Non so spiegare l’atmosfera che si respirava al Tin per la prima dello spettacolo “Mater Camorra e i suoi figli” adattamento da Brecht di Gianni Sallustro e Nicla Tirozzi anche protagonisti dello spettacolo, una produzione della Talentum Production, in collaborazione con l’Accademia Vesuviana del Teatro e Cinema. La città ha vissuto giorni in sospensione aspettando notizie della piccola Noemi, che è diventata il simbolo della lotta degli innocenti contro il male e la dedica di questo spettacolo a Gaetano Montanino, riconosciuto “vittima del dovere” a dieci anni dalla sua morte, fa volare subito la mente. Finirà mai tutto questo? Ma intanto la vita va avanti ed il teatro serve proprio a raccontare e a far ricordare anche chi è stato l’anima di questo lavoro: Michel del Grosso.
Come spesso accade nelle sue regie Sallustro lavora sugli attori con attenzione maniacale e loro funzionano alla perfezione; in scena la trasposizione in napoletano, con tante idee originali del regista, di “Madre Courage” di Brecht che è stato studiato in uno stage dedicato al suo teatro epico.
Alla prima il numeroso pubblico è stato travolto da un carico emozionale incredibile: Il pubblico al suo ingresso viene accolto dagli attori -animali quasi come se ci si immergesse in un circo: gli attori-animali durante lo spettacolo abbracciano gli astanti, li coccolano ma poi piano piano grazie all’uso sapiente e diabolico degli istinti dell’essere umano si trasformano in bestie e il pubblico rimane ipnotizzato da tanta crudeltà. L’ansia sale, il pubblico resta tramortito e partecipa con vivo interesse all’azione scenica. Non è la prima volta che Sallustro affronta questo lavoro ma in questa versione è riuscito ad entrare nelle pieghe più nascoste del testo ed ha fatto lavorare gli attori ottenendo un ottimo risultato.

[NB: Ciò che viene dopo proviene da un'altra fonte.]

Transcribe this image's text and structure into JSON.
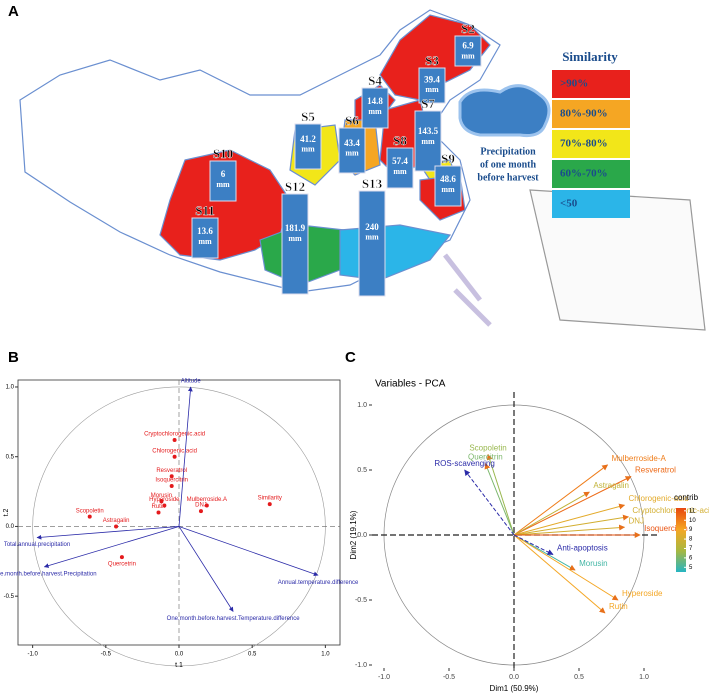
{
  "panels": [
    "A",
    "B",
    "C"
  ],
  "map": {
    "stations": [
      {
        "label": "S2",
        "precipitation": 6.9
      },
      {
        "label": "S3",
        "precipitation": 39.4
      },
      {
        "label": "S4",
        "precipitation": 14.8
      },
      {
        "label": "S5",
        "precipitation": 41.2
      },
      {
        "label": "S6",
        "precipitation": 43.4
      },
      {
        "label": "S7",
        "precipitation": 143.5
      },
      {
        "label": "S8",
        "precipitation": 57.4
      },
      {
        "label": "S9",
        "precipitation": 48.6
      },
      {
        "label": "S10",
        "precipitation": 6
      },
      {
        "label": "S11",
        "precipitation": 13.6
      },
      {
        "label": "S12",
        "precipitation": 181.9
      },
      {
        "label": "S13",
        "precipitation": 240
      }
    ],
    "unit": "mm",
    "cloud_text": [
      "Precipitation",
      "of one month",
      "before harvest"
    ],
    "legend": {
      "title": "Similarity",
      "items": [
        {
          "label": ">90%",
          "color": "#e8211c"
        },
        {
          "label": "80%-90%",
          "color": "#f5a623"
        },
        {
          "label": "70%-80%",
          "color": "#f2e619"
        },
        {
          "label": "60%-70%",
          "color": "#2aa84a"
        },
        {
          "label": "<50",
          "color": "#2bb5e8"
        }
      ]
    }
  },
  "chart_data": [
    {
      "type": "biplot",
      "xlabel": "t.1",
      "ylabel": "t.2",
      "xlim": [
        -1.1,
        1.1
      ],
      "ylim": [
        -0.85,
        1.05
      ],
      "xticks": [
        {
          "value": -1,
          "label": "-1.0"
        },
        -0.5,
        {
          "value": 0,
          "label": "0.0"
        },
        0.5,
        {
          "value": 1,
          "label": "1.0"
        }
      ],
      "yticks": [
        -0.5,
        {
          "value": 0,
          "label": "0.0"
        },
        0.5,
        {
          "value": 1,
          "label": "1.0"
        }
      ],
      "series": [
        {
          "color": "#e41a1c",
          "arrows": false,
          "labels": [
            "Cryptochlorogenic.acid",
            "Chlorogenic.acid",
            "Resveratrol",
            "Isoquercitrin",
            "Morusin",
            "Hyperoside",
            "Rutin",
            "Mulberroside.A",
            "DNJ",
            "Similarity",
            "Scopoletin",
            "Astragalin",
            "Quercetrin"
          ],
          "x": [
            -0.03,
            -0.03,
            -0.05,
            -0.05,
            -0.12,
            -0.1,
            -0.14,
            0.19,
            0.15,
            0.62,
            -0.61,
            -0.43,
            -0.39
          ],
          "y": [
            0.62,
            0.5,
            0.36,
            0.29,
            0.18,
            0.15,
            0.1,
            0.15,
            0.11,
            0.16,
            0.07,
            0.0,
            -0.22
          ]
        },
        {
          "color": "#2b2ba8",
          "arrows": true,
          "labels": [
            "Altitude",
            "Total.annual.precipitation",
            "One.month.before.harvest.Precipitation",
            "Annual.temperature.difference",
            "One.month.before.harvest.Temperature.difference"
          ],
          "x": [
            0.08,
            -0.97,
            -0.92,
            0.95,
            0.37
          ],
          "y": [
            1.0,
            -0.08,
            -0.29,
            -0.35,
            -0.61
          ]
        }
      ]
    },
    {
      "type": "pca-variables",
      "title": "Variables - PCA",
      "xlabel": "Dim1 (50.9%)",
      "ylabel": "Dim2 (19.1%)",
      "xlim": [
        -1.1,
        1.1
      ],
      "ylim": [
        -1.1,
        1.1
      ],
      "xticks": [
        {
          "value": -1,
          "label": "-1.0"
        },
        -0.5,
        {
          "value": 0,
          "label": "0.0"
        },
        0.5,
        {
          "value": 1,
          "label": "1.0"
        }
      ],
      "yticks": [
        {
          "value": -1,
          "label": "-1.0"
        },
        -0.5,
        {
          "value": 0,
          "label": "0.0"
        },
        0.5,
        {
          "value": 1,
          "label": "1.0"
        }
      ],
      "series": [
        {
          "labels": [
            "Scopoletin",
            "Quercitrin",
            "Mulberroside-A",
            "Resveratrol",
            "Astragalin",
            "Chlorogenic-acid",
            "Cryptochlorogenic-acid",
            "DNJ",
            "Isoquercitrin",
            "Morusin",
            "Hyperoside",
            "Rutin"
          ],
          "x": [
            -0.2,
            -0.22,
            0.72,
            0.9,
            0.58,
            0.85,
            0.88,
            0.85,
            0.97,
            0.47,
            0.8,
            0.7
          ],
          "y": [
            0.62,
            0.55,
            0.54,
            0.45,
            0.33,
            0.23,
            0.14,
            0.06,
            0.0,
            -0.27,
            -0.5,
            -0.6
          ],
          "contrib": [
            6.5,
            6,
            10,
            10.5,
            7.5,
            8.5,
            8,
            8,
            11,
            5,
            9,
            9
          ]
        },
        {
          "color": "#2b2ba8",
          "dashed": true,
          "labels": [
            "ROS-scavenging",
            "Anti-apoptosis"
          ],
          "x": [
            -0.38,
            0.3
          ],
          "y": [
            0.5,
            -0.15
          ]
        }
      ],
      "colorbar": {
        "title": "contrib",
        "clim": [
          4.5,
          11.3
        ],
        "ticks": [
          11,
          10,
          9,
          8,
          7,
          6,
          5
        ],
        "colors": [
          "#26b5c2",
          "#a8b840",
          "#f5a623",
          "#e8470f"
        ]
      }
    }
  ]
}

“Per me – dice il regista – è fondamentale rappresentare la forza e potenza delle donne che in tempo di guerra, oltre a decidere di poter combattere in prima linea, sopportano un sovrappiù di violenza: gli stupri, la prostituzione coatta oppure la riduzione alla funzione di cura ed assistenza. Anna Fierling, la celebre vivandiera di Brecht, diventa “Anna ‘a squarciona”, mentre i suoi tre figli, Eilif, Schweizerkas e Kattrin la muta, vengono ribattezzati Rafele, Tonino e Catarina”.
Il linguaggio con cui si esprimono gli attori è un insieme dei vari dialetti campani. La “Guerra dei Trent’anni” viene attualizzata nello scontro perenne fra i clan. I costumi ricoperti di soldi macchiati di sangue: il denaro, unico interesse dei camorristi. L’unico elemento scenografico è un carro che, sui quattro lati, è composto da quattro sculture che riproducono le capuane Matres Matutae che, come sfingi, custodiscono l’enigma della vita.
Con Nicla Tirozzi e Gianni Sallustro l’intero cast regala emozioni.